Natal tak sekadar sukacita umat Kristiani mengenang kisah kelahiran Yesus Kristus, tetapi juga hari istimewa untuk berbagi kebahagiaan. Natal kian terasa istimewa saat melihat mereka yang selama ini terpinggirkan bisa ikut bergembira dan tertawa lepas.
Di hadapan meja bundar, Lukas (50) duduk satu meja dengan sembilan ibu-ibu. Mereka menyantap es krim mangkuk yang menjadi kudapan akhir setelah makan siang di sebuah restoran megah di kawasan Penjaringan, Jakarta Utara, Rabu (25/12/2019). Kemarin jadi hari yang spesial bagi Lukas. Pasalnya, Natal tahun ini ia rayakan bersama keluarga yang baru saja ia kenal dalam kegiatan Makan Siang Natal bersama komunitas Sant’Egidio.
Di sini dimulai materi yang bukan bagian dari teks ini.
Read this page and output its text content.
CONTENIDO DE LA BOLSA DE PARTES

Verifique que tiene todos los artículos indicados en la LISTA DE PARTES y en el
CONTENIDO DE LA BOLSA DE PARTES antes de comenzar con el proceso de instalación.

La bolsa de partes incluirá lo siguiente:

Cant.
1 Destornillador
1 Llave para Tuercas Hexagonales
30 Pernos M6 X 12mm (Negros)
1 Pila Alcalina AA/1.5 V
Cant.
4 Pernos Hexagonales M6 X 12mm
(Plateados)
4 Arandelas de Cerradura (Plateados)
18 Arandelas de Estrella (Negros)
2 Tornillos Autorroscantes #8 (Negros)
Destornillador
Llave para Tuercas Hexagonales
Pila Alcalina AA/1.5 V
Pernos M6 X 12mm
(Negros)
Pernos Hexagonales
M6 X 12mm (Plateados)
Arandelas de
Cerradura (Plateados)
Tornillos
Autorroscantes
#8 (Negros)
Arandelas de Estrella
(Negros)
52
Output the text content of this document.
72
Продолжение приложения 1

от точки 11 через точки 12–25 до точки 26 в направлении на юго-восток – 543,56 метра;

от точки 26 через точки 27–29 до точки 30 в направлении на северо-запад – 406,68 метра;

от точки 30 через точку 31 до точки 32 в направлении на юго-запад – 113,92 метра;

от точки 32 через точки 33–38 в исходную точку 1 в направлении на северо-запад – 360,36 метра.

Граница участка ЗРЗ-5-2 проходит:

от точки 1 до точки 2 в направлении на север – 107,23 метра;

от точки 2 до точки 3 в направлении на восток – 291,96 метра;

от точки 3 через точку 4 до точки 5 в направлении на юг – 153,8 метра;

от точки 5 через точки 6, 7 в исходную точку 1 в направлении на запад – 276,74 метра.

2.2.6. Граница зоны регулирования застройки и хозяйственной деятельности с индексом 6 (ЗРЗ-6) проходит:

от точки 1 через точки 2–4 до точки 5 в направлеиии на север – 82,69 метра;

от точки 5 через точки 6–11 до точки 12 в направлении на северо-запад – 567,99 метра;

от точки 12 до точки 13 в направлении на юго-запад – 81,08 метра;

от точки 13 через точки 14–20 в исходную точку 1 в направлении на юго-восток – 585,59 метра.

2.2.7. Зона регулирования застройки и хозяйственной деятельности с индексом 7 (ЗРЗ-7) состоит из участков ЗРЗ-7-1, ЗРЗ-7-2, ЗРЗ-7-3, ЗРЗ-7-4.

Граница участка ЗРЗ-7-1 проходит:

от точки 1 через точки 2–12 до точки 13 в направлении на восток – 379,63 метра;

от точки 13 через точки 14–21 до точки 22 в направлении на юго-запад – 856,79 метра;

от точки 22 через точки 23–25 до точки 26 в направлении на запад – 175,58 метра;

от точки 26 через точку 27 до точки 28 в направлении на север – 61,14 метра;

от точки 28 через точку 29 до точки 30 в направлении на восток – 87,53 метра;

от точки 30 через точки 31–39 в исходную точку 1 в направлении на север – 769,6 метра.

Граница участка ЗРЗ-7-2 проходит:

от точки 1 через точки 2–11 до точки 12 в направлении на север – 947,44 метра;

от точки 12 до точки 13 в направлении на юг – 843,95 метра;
Kesembilan ibu-ibu yang didampingi Lukas dalam acara Makan Siang Natal itu umumnya berasal dari keluarga kurang mampu. Sebagian dari mereka tinggal di lapak-lapak pinggir jalan atau rumah bedeng di sudut-sudut ibu kota Jakarta. ”Merayakan Natal dengan keluarga itu sudah biasa. Yang luar biasa jika menjumpai saudara-saudara kita, membantu memberikan kesempatan kepada sesama untuk bersukacita,” ujarnya.
Dari sekitar 600 tamu yang hadir dalam acara itu, selain dari keluarga tak mampu, ada juga anggota komunitas difabel dan imigran pencari suaka. Salah seorang dari tamu itu adalah Mak Eem, yang tinggal di Kedoya, Jakarta Barat. Perempuan yang sehari-hari berdagang dan mengasuh cucunya yang berkebutuhan khusus itu bahagia bisa diundang ke perjamuan istimewa tersebut.
Koordinator Nasional Komunitas Sant’Egidio Indonesia, Respati Teguh Budiono, mengatakan, makan bersama dengan keluarga kurang berkecukupan ini mereka adakan setiap minggu sebagai bentuk pelayanan. Dalam beberapa kesempatan, komunitas itu juga mengadakan makan bersama saat bulan puasa atau Lebaran.
”Acara seperti ini bukan soal agama, melainkan persahabatan dan kekeluargaan. Mereka ada yang mencari nafkah dengan jadi pemulung atau orang jalanan. Tidak banyak yang mau memperhatikan mereka,” ujar Respati. Komunitas pemuda Katolik itu tidak hanya membangun persahabatan dengan warga yang kurang mampu, tetapi juga dengan komunitas lintas agama, seperti Nahdlatul Ulama dan Muhammadiyah.
Gembira
Suasana penuh persaudaraan juga terlihat di Aula Panti Asuhan Vincentius Putra, Kramat, Jakarta Pusat. Ratusan anak dari 11 panti asuhan lintas agama di Jakarta dan sekitarnya, kemarin, larut dalam kegembiraan di tempat itu. Mereka diundang Keuskupan Agung Jakarta untuk makan siang bersama setelah umat Katolik merayakan misa Natal. Sebelum makan bersama, anak-anak panti itu dihibur dengan berbagai jenis permainan dan diajak bernyanyi bersama.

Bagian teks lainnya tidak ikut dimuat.